Hi all,
We encountered a weird issue where a workflow is returned from ListOpenWorkflow
but when getting it or trying to execute any command on it results in an error that the workflow is already closed is being returned.
Here’s what it looks like in the UI when listing workflows:
And this is what is shown when opening its details page:
Initially, I thought that it might be an eventual consistency issue, but nothing strange has been logged for it; neither has the state updated since the 25th of January.
Any ideas on how to handle this issue?
Edit: Note that while this has been going on other workflows are being created and manage to finish successfully.
Do you configure standard or advanced visibility (ES)?
Can you check visibility latencies (server metrics) around this executions completion time (also check visibility store and also check history and ES logs too.
histogram_quantile(0.95, sum(rate(task_latency_bucket{operation=~"VisibilityTask.*", service_name="history"}[1m])) by (operation, le))
I assume if you run
tctl wf desc -w <wfid> -r <runid>
you will see it as completed as well. seems completion update failed to be written to visibility for some reason.
We are using stantard visibility, stored in Cassandra. The Temporal version is 1.18.4.
This is how the requested graph looks like around the time of the workflow:
The first green line marks the time workflow was halfway done and the first red line is around the time the workflow was closed, according to the times in the UI.
Here’s the output of the tctl
command for this particular workflow (yes, it shows completed status):
./tctl --address <addr>:7233 wf desc -w "Jh65n4CJNyUqhSkc/0"
{
"executionConfig": {
"taskQueue": {
"name": "WorkflowRunner",
"kind": "Normal"
},
"defaultWorkflowTaskTimeout": "10s"
},
"workflowExecutionInfo": {
"execution": {
"workflowId": "Jh65n4CJNyUqhSkc/0",
"runId": "394e4e02-a3f8-4eaa-813d-1d579ae18db4"
},
"type": {
"name": ""
},
"startTime": "2023-01-25T13:02:34.680222961Z",
"closeTime": "2023-01-25T13:05:22.503776559Z",
"status": "Completed",
"historyLength": "113",
"memo": {
},
"searchAttributes": {
"indexedFields": {
"BinaryChecksums": "[\"7338b8b8d0c371f416f788c76533c44b\"]"
}
},
"autoResetPoints": {
"points": [
{
"binaryChecksum": "7338b8b8d0c371f416f788c76533c44b",
"runId": "394e4e02-a3f8-4eaa-813d-1d579ae18db4",
"firstWorkflowTaskCompletedId": "4",
"createTime": "2023-01-25T13:02:34.957424254Z",
"resettable": true
}
]
},
"stateTransitionCount": "77"
}
}
I checked the history service logs but did not find anything interesting for that particular workflow ID. Can the error logs not be tagged with it? Shall I search for errors around the completion time of the workflow?

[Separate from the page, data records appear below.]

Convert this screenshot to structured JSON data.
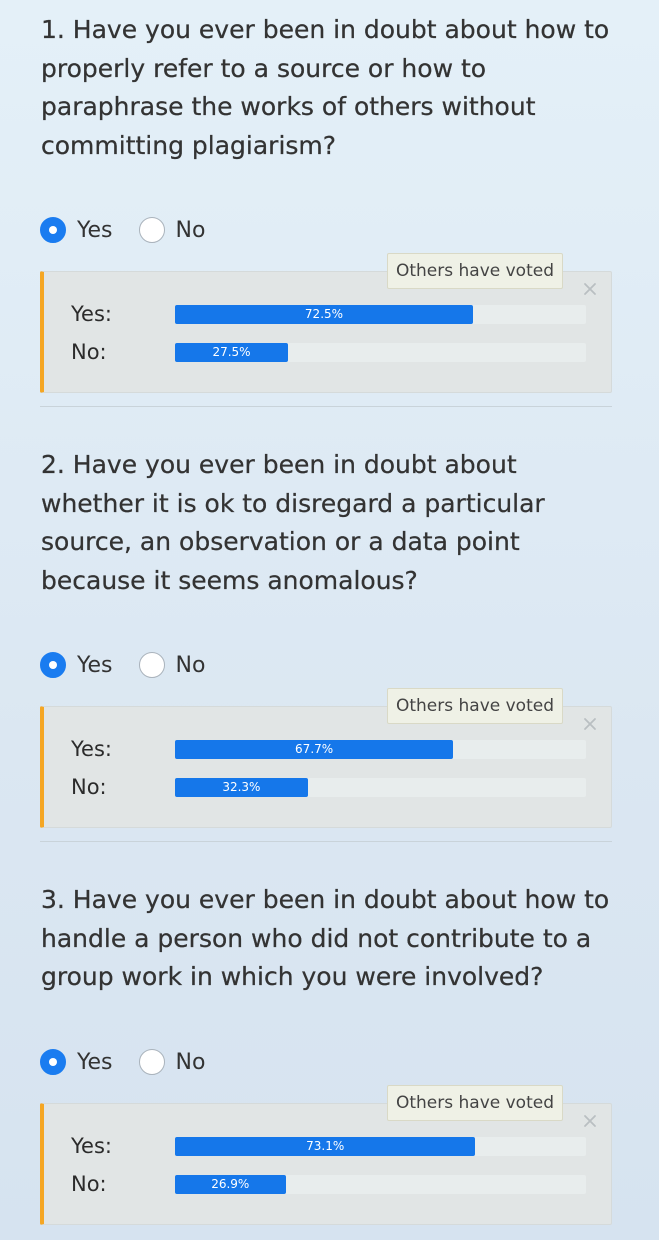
{
  "questions": [
    {
      "title": "1. Have you ever been in doubt about how to properly refer to a source or how to paraphrase the works of others without committing plagiarism?",
      "options": {
        "yes": "Yes",
        "no": "No"
      },
      "selected": "yes",
      "results": {
        "badge": "Others have voted",
        "yes": {
          "label": "Yes:",
          "percent_text": "72.5%",
          "fraction": 0.725
        },
        "no": {
          "label": "No:",
          "percent_text": "27.5%",
          "fraction": 0.275
        }
      }
    },
    {
      "title": "2. Have you ever been in doubt about whether it is ok to disregard a particular source, an observation or a data point because it seems anomalous?",
      "options": {
        "yes": "Yes",
        "no": "No"
      },
      "selected": "yes",
      "results": {
        "badge": "Others have voted",
        "yes": {
          "label": "Yes:",
          "percent_text": "67.7%",
          "fraction": 0.677
        },
        "no": {
          "label": "No:",
          "percent_text": "32.3%",
          "fraction": 0.323
        }
      }
    },
    {
      "title": "3. Have you ever been in doubt about how to handle a person who did not contribute to a group work in which you were involved?",
      "options": {
        "yes": "Yes",
        "no": "No"
      },
      "selected": "yes",
      "results": {
        "badge": "Others have voted",
        "yes": {
          "label": "Yes:",
          "percent_text": "73.1%",
          "fraction": 0.731
        },
        "no": {
          "label": "No:",
          "percent_text": "26.9%",
          "fraction": 0.269
        }
      }
    }
  ],
  "colors": {
    "accent": "#1577ea",
    "radio_selected": "#1a7cf0",
    "results_border": "#f5a623",
    "results_background": "#e1e5e5",
    "badge_background": "#eff1e6"
  }
}
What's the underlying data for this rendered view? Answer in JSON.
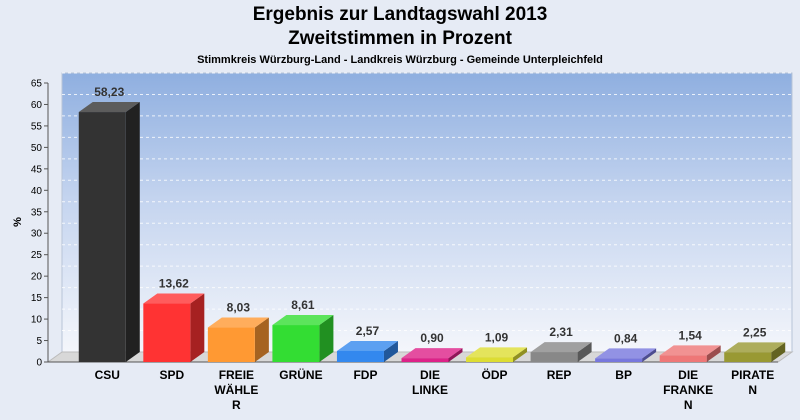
{
  "chart_data": {
    "type": "bar",
    "title": "Ergebnis zur Landtagswahl 2013",
    "subtitle": "Zweitstimmen in Prozent",
    "subsubtitle": "Stimmkreis Würzburg-Land - Landkreis Würzburg - Gemeinde Unterpleichfeld",
    "ylabel": "%",
    "ylim": [
      0,
      65
    ],
    "yticks": [
      0,
      5,
      10,
      15,
      20,
      25,
      30,
      35,
      40,
      45,
      50,
      55,
      60,
      65
    ],
    "categories": [
      [
        "CSU"
      ],
      [
        "SPD"
      ],
      [
        "FREIE",
        "WÄHLE",
        "R"
      ],
      [
        "GRÜNE"
      ],
      [
        "FDP"
      ],
      [
        "DIE",
        "LINKE"
      ],
      [
        "ÖDP"
      ],
      [
        "REP"
      ],
      [
        "BP"
      ],
      [
        "DIE",
        "FRANKE",
        "N"
      ],
      [
        "PIRATE",
        "N"
      ]
    ],
    "values": [
      58.23,
      13.62,
      8.03,
      8.61,
      2.57,
      0.9,
      1.09,
      2.31,
      0.84,
      1.54,
      2.25
    ],
    "value_labels": [
      "58,23",
      "13,62",
      "8,03",
      "8,61",
      "2,57",
      "0,90",
      "1,09",
      "2,31",
      "0,84",
      "1,54",
      "2,25"
    ],
    "colors": [
      "#333333",
      "#ff3333",
      "#ff9933",
      "#33dd33",
      "#3388ee",
      "#dd2288",
      "#dddd33",
      "#888888",
      "#7777dd",
      "#ee7777",
      "#999933"
    ],
    "grid": true
  }
}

We are using stantard visibility, stored in Cassandra
can you check any resource exhausted issues during the same time:
sum(rate(service_errors_resource_exhausted{}[1m])) by (operation, resource_exhausted_cause)
check for any “SystemOverloaded” cause
I couldn’t find such metric, so I used the service_error_with_type
one. There are two types of errors around that time, but I don’t think there is a cause in the metric tags.
- AddWorkflowTask (green)
- RecordWorkflowTaskStarted (brown)
Ok so seems low visibility latencies and no system overloaded. Would re-check history service logs and maybe check your cassandra logs too.
You mentioned you havent experienced this issue since, right?
You mentioned you havent experienced this issue since, right?
Yes, this happened for exactly one workflow and never since.
Today, I noticed that there were some pod restarts of all temporal services (frontend, history, matching, and worker) very close to the time of the issue. Since it is a test environment, I haven’t configured any horizontal scaling, so the services were not being restarted gracefully - there was a period of downtime for each one of them. Can that be related to my issue?
Edit: Actually, everything in the Kubernetes cluster was being restarted at some point, including the Cassandra. This was caused by an upgrade to a higher cluster version.
Edit (2): I guess that kind of settles what happened. I will configure proper horizontal scaling for the temporal services and test such scenarios again before deploying to production. Is there a way to manually fix the current workflow, so that it doesn’t show as running?